AMANDA-II 2000-2006

John Kelley, UW-Madison, May 2008

Neutrino oscillations provide a quantum interferometer sensitive to very small shifts in energy, and can thus act as a sensitive probe of deviations from the Standard Model. These effects are detectable by the same method as standard neutrino oscillations — muon neutrinos generated in the atmosphere change flavor as they propagate to the detector. Because of the different path lengths at different zenith angles, this results in a measurable distortion from the expected zenith angle / energy spectrum. Unlike standard atmospheric oscillations, which decrease with energy and are essentially negligible above 100 GeV, these effects often increase with energy.

Specific models that can be tested with this technique include:

- Violations of Lorentz invariance (VLI) resulting from different limiting neutrino velocities (hep-ph/0502223);
- Quantum decoherence of neutrinos through interactions with a foamy quantum-gravitational space-time (astro-ph/0412618, hep-ph/0208166).

From a practical perspective, we can simulate the new physics (NP) effects simply by weighting atmospheric neutrino events with a muon neutrino survival probability, calculated for the NP model and parameters that we are interested in. For VLI, the observable parameters are:

Parameter |
Range |
Description |

log10(delta_c/c) |
-28 to -24 |
Splitting of VLI eigenstates. Controls what
energy new oscillations turn on. |

sin(2 xi) |
-1 to 1 |
Mixing angle. Controls depth of oscillation minima. |

cos(eta) |
0 or 1 |
Phase between conventional and VLI oscillations
(see below). |

The phase *eta* is only important when *delta_c/c* is so large that the VLI
and conventional oscillations overlap; however, since AMANDA-II is not
sensitive to conventional oscillations, we can safely neglect this
parameter and set *cos(eta)* to zero. This also has the nice side effect
that we only have to vary the mixing angle from 0 to pi/4.
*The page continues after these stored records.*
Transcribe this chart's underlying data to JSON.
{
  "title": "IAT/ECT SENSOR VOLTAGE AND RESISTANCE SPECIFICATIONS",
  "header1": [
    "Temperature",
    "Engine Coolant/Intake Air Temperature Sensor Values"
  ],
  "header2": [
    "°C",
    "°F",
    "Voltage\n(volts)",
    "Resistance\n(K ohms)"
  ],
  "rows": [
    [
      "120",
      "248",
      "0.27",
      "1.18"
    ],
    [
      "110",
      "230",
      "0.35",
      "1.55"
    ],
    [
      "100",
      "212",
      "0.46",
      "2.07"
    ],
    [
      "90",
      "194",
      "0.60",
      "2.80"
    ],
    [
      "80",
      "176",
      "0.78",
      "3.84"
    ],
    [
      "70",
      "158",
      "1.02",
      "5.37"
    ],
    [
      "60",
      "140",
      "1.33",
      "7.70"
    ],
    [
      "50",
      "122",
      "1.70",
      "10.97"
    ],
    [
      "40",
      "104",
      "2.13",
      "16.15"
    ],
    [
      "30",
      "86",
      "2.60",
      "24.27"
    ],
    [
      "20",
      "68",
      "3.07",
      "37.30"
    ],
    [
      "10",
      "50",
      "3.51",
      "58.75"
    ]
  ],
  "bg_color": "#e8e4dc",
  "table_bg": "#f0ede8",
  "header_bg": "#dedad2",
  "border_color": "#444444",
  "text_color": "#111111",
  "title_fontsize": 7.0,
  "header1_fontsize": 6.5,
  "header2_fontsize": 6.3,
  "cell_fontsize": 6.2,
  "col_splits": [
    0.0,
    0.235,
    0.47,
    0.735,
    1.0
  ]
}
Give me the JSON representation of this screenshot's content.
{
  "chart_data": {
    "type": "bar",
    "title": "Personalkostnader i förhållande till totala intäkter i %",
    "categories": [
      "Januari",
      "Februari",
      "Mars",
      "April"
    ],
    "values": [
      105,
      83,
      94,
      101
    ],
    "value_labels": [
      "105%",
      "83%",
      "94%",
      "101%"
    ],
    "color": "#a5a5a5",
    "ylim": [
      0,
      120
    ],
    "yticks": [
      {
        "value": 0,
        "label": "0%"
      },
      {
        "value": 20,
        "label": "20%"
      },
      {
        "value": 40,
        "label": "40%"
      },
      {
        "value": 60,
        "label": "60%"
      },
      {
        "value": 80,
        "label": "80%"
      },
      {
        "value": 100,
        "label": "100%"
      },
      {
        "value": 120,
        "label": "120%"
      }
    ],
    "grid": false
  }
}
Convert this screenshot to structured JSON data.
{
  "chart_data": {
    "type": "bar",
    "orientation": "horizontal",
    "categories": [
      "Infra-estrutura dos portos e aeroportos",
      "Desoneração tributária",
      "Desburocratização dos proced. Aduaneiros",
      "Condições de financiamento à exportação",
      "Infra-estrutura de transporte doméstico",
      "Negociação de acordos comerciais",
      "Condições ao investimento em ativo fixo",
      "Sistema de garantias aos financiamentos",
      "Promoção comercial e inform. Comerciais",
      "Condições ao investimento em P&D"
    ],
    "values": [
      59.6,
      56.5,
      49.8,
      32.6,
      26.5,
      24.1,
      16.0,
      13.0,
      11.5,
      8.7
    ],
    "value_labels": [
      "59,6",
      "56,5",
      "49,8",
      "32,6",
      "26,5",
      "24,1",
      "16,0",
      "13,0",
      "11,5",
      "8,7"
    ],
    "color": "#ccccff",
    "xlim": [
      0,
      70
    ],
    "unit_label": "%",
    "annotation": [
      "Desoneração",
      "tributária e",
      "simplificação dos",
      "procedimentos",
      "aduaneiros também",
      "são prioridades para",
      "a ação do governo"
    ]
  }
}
For quantum decoherence, the observable parameters are:

Parameter |
Range |
Description |

log10(gamma_3*), log10(gamma_8*) |
-34 to -27 |
Decoherence threshold 1; lose 1/6 of nu_mu |

log10(gamma_6*), log10(gamma_7*) |
-34 to -27 |
Decoherence threshold 2; lose 1/2 of nu_mu |

Setting all the *gamma** parameters to the same value means there is
just one threshold at which 1:1:1 decoherence turns on (lose 2/3 of
nu_mu). Also, in the survival probability, the *gamma** are
multiplied by an energy factor which depends on the phenomenology; here
we choose an E^2 model.

Additional background and theoretical motivation of Lorentz violations is presented
in Coleman and Glashow (PRD
**59** (1999) 116008) as well as Glashow (hep-ph/0407087).
Additional background on quantum decoherence is available in Ellis *et al.*
(Nucl.
Phys. B**241** (1984) 381-405) and Anchordoqui *et al.*
(hep-ph/0506168).

In the absence of new physics, we can test how well the atmospheric neutrino
spectrum agrees with current models, such as Barr *et al.* ("Bartol",
astro-ph/0403630) or Honda
*et al.* ("Honda 2006", astro-ph/0611418).
These models have been extrapolated to high energies (above 700 GeV) by T. Montaruli,
C. Lewis, and JK in the NeutrinoFlux
class. By comparing the predicted zenith angle / energy spectra for these models
with data, we can constrain the various models in the AMANDA-II energy region.